In the latest Disney movie, Turning Red, the hero character, Mei Mei, is a good, disciplined daughter. Her ultimate goal is to be the good girl in her mother’s eyes by obeying her all the time and never disappointing her. In a way, every parent’s dream child? Or maybe not. The animated movie is about this teenage girl who finds the balance of discovering who she is and what she wants out of life while maintaining her parents’ love. It is also about the overprotective mother who learns how to let go and give her daughter the space needed to build her journey and path through life. Of course, like any teenager, by turning thirteen, Mei Mei wanted to be rebellious, get out of her mother’s control, and break all the rules until she found her way back and figured out how to have a win/win relationship with her mother.
The movie ends with these words by Mei Mei, “We all got an inner beast, we all got a messy, loud, weird part of ourselves hidden away, and a lot of us never let it out.” well, I say, get it out, but be responsible enough to control it and don’t let it control you.
While writing this, I went down Memory Lane visiting some of the hard times I gave my parents growing up, and while those memories put a smile on my face now, I feel bad for all the trouble I did, and I am grateful for how patient they were with me; God bless their hearts. Mom & Dad, I love you endlessly.
When I was sixteen, I wanted to do something, and my dad offered to help me, but I insisted on doing it on my own without his guidance or even listening to his advice, thinking that I knew it all. Of course, after days wasted, I hit a brick wall, and I went back to him asking for help. He patiently helped me and taught me a valuable lesson: it is ok to ask for help when needed, and don’t think that asking for help undermines your abilities. On the contrary, always seek knowledge from others who have more experience. Our parents were once young kids, and they have been through much of what we are going through now. Don’t forget that.
Parenting is one of the most challenging jobs any person would have. It is 24/7 nonstop, no vacations, no time off, and you need to give it your best all the time. Don’t be overprotective, but don’t just leave them to do whatever they want all the time. Respect their privacy, but monitor who their friends are and what they look at on social media. Teach them to be self-dependent, but make sure they have everything they need in a good comfortable life. Pray they become successful in life and follow their dreams, but try to direct them into what fields they go in and what areas to avoid, and hope that this passion can put food on the table. In short, it’s a balancing act that you need to learn and master as a parent.
Not all of us are parents, but we are all sons and daughters for our own parents, living or deceased. All of us can gain the wisdom of a parent by being fully present and fully engaged with our parents as they age and complete life’s journey. They will require more care and attention from us, just like what they offered us when we were kids.
Only when you become a parent yourself will your appreciation for your parents elevate to a whole new level, and only then will you understand that all the things they have done that might have seemed tough at the time were just tough love for your own sake.
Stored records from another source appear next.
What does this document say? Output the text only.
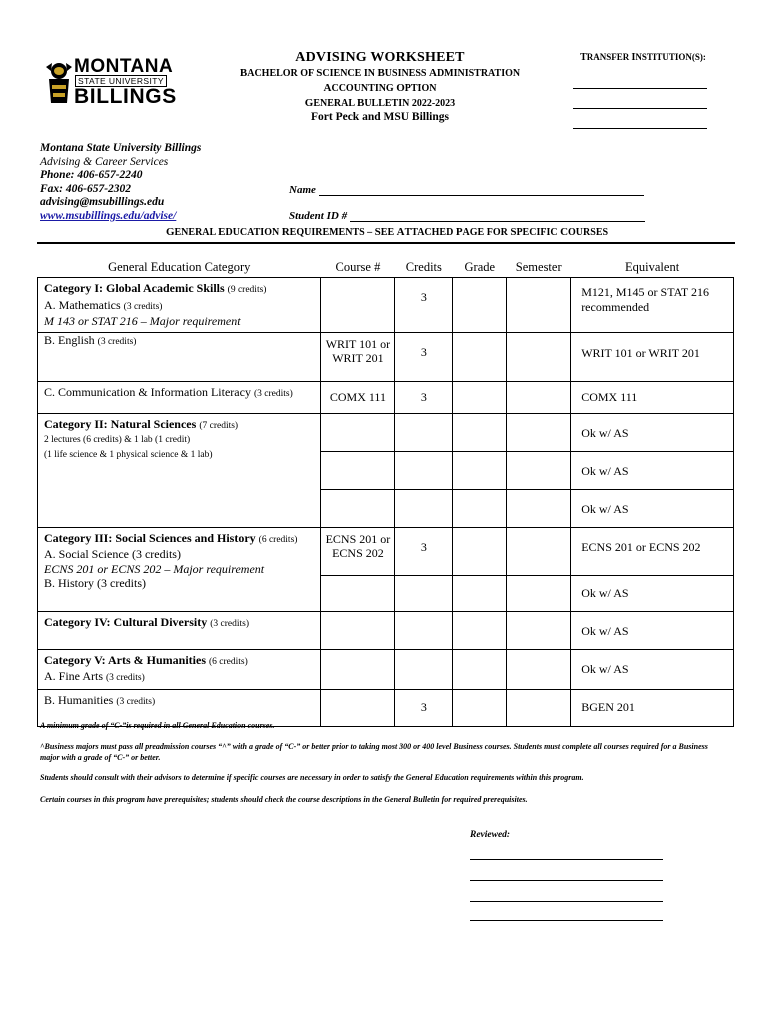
MONTANA
STATE UNIVERSITY
BILLINGS
ADVISING WORKSHEET
BACHELOR OF SCIENCE IN BUSINESS ADMINISTRATION
ACCOUNTING OPTION
GENERAL BULLETIN 2022-2023
Fort Peck and MSU Billings
TRANSFER INSTITUTION(S):
Montana State University Billings
Advising & Career Services
Phone: 406-657-2240
Fax: 406-657-2302
advising@msubillings.edu
www.msubillings.edu/advise/
Name
Student ID #
GENERAL EDUCATION REQUIREMENTS – SEE ATTACHED PAGE FOR SPECIFIC COURSES
General Education Category	Course #	Credits	Grade	Semester	Equivalent

Category I: Global Academic Skills (9 credits)
A. Mathematics (3 credits)
M 143 or STAT 216 – Major requirement		3			M121, M145 or STAT 216 recommended
B. English (3 credits)	WRIT 101 or WRIT 201	3			WRIT 101 or WRIT 201
C. Communication & Information Literacy (3 credits)	COMX 111	3			COMX 111

Category II: Natural Sciences (7 credits)
2 lectures (6 credits) & 1 lab (1 credit)
(1 life science & 1 physical science & 1 lab)					Ok w/ AS
					Ok w/ AS
					Ok w/ AS

Category III: Social Sciences and History (6 credits)
A. Social Science (3 credits)
ECNS 201 or ECNS 202 – Major requirement
B. History (3 credits)	ECNS 201 or ECNS 202	3			ECNS 201 or ECNS 202
					Ok w/ AS
Category IV: Cultural Diversity (3 credits)					Ok w/ AS

Category V: Arts & Humanities (6 credits)
A. Fine Arts (3 credits)					Ok w/ AS
B. Humanities (3 credits)		3			BGEN 201
A minimum grade of “C-”is required in all General Education courses.
^Business majors must pass all preadmission courses “^” with a grade of “C-” or better prior to taking most 300 or 400 level Business courses. Students must complete all courses required for a Business major with a grade of “C-” or better.
Students should consult with their advisors to determine if specific courses are necessary in order to satisfy the General Education requirements within this program.
Certain courses in this program have prerequisites; students should check the course descriptions in the General Bulletin for required prerequisites.
Reviewed:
So, to all of us, sons and daughters, even if you are also a parent:-
- Learn to love your parents unconditionally as much as you can. That’s how they love you, no matter how good or bad you are.
- When you visit them, be mentally there and make every minute count, especially if you don’t live in the same city and only see them a few times a year. You never know when you will see them last.
- When in an argument, focus on making them feel respected and heard and not you being right.
- Pay attention to the little things that make them happy.
- Remember, no matter how old you are, you will always be their little kid.
- Never settle for a career, a college major, or even a life partner, just to please them. Make sure you voice out what you want out of life. You will be surprised at how rational they can be. The last thing you want is to do something just to please them, without really liking it, and it does not go well, and you resent them for it.
To all the parents out there:-
- Don’t try to make your kids a better version of you. Instead, support them to be better versions of themselves.
- Don’t lure them into the guilt trip to make them do what you want; instead, show them the way and use logic to convince them, then let them make their own choices.
- Don’t be overprotective. Let them face the world and learn from their own mistakes. You can watch from a distance if it makes you feel better.
- The quality time you spend with them is more valuable than any positions or gifts you get them.
- The creation of their childhood memories is in your hand. Make sure you help them create cherished ones to look back on when they get older.
- Never jeopardize their sense of safety and stability for anything else. Those two factors will shape their sense of self-esteem as they grow up.
It’s Mother’s Day season in our part of the world, March 21, so happy Mother’s Day to my amazing mother. I love you so much. And to all the super moms out there, all the power to you. We, men, don’t know how you do it, but it’s ok; we don’t need to know. We trust your multitasking abilities.
As Maher Zain says in his beautiful song to all mothers, Number One For Me, “Mom, I am all grown up now. It’s a brand-new day. I would like to put a smile on your face every day.”